Other than the versatility of the word of the year idea, I love it's simplicity. It's the mono tasking version of New Year's resolutions. I don't have to force change on six fronts.  I have only one kinder, gentler aim for this year--a state that by definition is open, yielding, unperturbed, trusting, and serene. This tight bowstring of a detail person could use a healthy dose of all of those. Any of them would beat another multitudinous list of musts that just becomes a flagellation scourge later.

It can be so very hard to accept (that word again) that we must be and begin where we are right now, that the moment at hand is the only one assured us, and that both are enough.  If that kind of acceptance is all I achieve this year, it will suffice--no matter when I started.

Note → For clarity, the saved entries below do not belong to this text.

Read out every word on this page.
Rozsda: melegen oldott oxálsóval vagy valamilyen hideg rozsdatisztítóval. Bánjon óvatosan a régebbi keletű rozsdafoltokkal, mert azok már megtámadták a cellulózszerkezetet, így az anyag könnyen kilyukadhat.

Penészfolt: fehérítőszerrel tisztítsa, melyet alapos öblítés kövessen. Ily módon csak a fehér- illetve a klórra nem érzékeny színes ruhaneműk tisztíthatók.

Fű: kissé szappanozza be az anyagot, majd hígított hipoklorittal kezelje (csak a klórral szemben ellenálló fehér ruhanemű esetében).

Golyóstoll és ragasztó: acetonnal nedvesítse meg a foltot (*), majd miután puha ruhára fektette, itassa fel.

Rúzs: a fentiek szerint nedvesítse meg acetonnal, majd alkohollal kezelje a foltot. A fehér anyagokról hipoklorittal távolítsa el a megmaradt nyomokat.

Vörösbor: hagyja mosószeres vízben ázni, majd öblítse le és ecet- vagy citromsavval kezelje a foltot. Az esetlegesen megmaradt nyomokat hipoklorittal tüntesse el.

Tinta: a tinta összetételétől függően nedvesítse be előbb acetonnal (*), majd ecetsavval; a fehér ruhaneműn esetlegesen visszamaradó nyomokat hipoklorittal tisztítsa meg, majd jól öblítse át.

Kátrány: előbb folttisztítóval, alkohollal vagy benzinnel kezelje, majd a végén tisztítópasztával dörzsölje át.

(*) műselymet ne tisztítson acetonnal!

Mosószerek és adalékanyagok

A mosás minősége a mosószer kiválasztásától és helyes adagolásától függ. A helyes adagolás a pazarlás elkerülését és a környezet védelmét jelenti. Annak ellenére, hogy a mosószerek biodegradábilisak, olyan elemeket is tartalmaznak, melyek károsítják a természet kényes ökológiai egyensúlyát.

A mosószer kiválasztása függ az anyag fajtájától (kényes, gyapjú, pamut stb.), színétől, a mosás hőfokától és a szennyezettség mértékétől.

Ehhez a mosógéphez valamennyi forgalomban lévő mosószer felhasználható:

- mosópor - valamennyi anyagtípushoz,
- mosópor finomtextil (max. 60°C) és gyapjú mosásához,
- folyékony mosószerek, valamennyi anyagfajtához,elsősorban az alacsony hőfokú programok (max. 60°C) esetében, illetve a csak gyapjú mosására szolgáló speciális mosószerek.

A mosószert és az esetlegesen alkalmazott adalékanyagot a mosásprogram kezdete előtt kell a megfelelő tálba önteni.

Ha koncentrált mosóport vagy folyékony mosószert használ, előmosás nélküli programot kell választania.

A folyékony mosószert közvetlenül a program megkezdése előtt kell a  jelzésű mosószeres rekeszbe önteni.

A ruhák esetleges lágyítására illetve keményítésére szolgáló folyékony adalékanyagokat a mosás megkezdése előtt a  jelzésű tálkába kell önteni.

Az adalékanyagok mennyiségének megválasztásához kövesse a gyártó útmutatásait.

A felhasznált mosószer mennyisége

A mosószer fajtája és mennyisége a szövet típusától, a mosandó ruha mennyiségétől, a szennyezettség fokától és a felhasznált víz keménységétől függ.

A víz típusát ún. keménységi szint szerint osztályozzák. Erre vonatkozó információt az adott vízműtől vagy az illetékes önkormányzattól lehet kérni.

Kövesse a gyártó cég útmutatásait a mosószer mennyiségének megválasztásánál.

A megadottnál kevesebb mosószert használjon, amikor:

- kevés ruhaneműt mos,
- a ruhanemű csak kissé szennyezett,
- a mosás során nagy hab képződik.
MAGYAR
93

Wednesday, February 2, 2011

Random Reason to Rejoice #13

Morning sunlight pouring into our little barn,

turning a second hand chair into a momentary throne.

Tuesday, February 1, 2011

Worth Doing Twice

A few nights ago I tried a new dish that I was truly excited about.  I had known at the moment I read the title to the recipe that I would be making it soon.  I commented on the blog where I found it saying just that--and I am usually, I confess, more prone to lurking then commenting. I was so into it that I even took a still life photo of the ingredients like a good blogger. I was all about this dish.

By now you're probably wondering what wonderful recipe could so captivate me, so immediately motivate me. Well, I'll tell you: Winter Greens with Smoked Paprika and Almonds.

What? You don't find that thrilling? 

Listen, people, we all need to eat our greens. You know it. I know it. The problem is finding delicious ways to do it.  I've learned to appreciate their deep flavor and pleasant bitterness myself, but I never mind a snazzy new way to prepare them, especially one involving smokiness. (I like smoky.)

Also, I had recently discovered smoked paprika in my spice cupboard that I had no memory of buying but didn't want to leave without purpose.  This experiment was a done deal.

So I cooked up the aggrandized greens and ate them happily, forecasting my rapturous post about this health sustaining food that was so darkly, smokily, pungently good. 

Then I cleared the table and saw the sherry vinegar still sitting on the counter.  I had forgotten to put in one of the ingredients!  No matter, I told myself.  I loved them greens without it.  I just needed the beauty shot.

Then I accidentally knocked the remaining photographable greens in the floor when I turned to get the camera.  

Don't think that I didn't consider picking them up and taking the picture anyway, because I did consider it.  But we have a cat.  I was taking no chance of being the blogger caught snapping greens with a cat hair garnish. I let it go for that night.

But they were so good that I shortly bought more greens and tried again, using all the ingredients and getting the glamour shot this time. This dish was so worth telling you about that it was worth making twice.

While I was glad to have made an accurate sample of the recipe, I actually liked it better without the vinegar that I so thoroughly included the second time.  (As I said, I like smoky. Sometimes straight up.) The other real grown up at the table (the 17-year-old predictably abstained) felt differently.  So guess, what?  They're good either way.  You can't lose. 

Frankly, any good greens recipe is worth making more than twice. 

Winter Greens with Smoked Paprika and Almonds

from Pink of Perfection
Serves 4

1 1/2 tablespoons extra-virgin olive oil
1/4 cup whole almonds, coarsely chopped
2 large garlic gloves, chopped
3/4 teaspoon smoked paprika
1 pounds greens, chopped (I used collards)
1/4 cup water
1 to 2 teaspoons sherry vinegar

Heat 1 tablespoon oil in large heavy skillet over medium-high heat.  Add almonds.  Stir until lightly browned, 2 to 3 minutes.  Add garlic and paprika.  Sprinkle with coarse salt; saute 1 minute.  Transfer to small bowl.  Add remaining 1/2 tablespoon oil to skillet.  Add greens; sprinkle with coarse salt.  Add water.  Cover and cook until crisp-tender and still bright green, about 4 minutes.  Pour off any water.  Stir in almond mixture.  Season to taste with coarse salt and pepper.  Mix in 1 to 2 teaspoons vinegar.  Transfer to bowl and serve.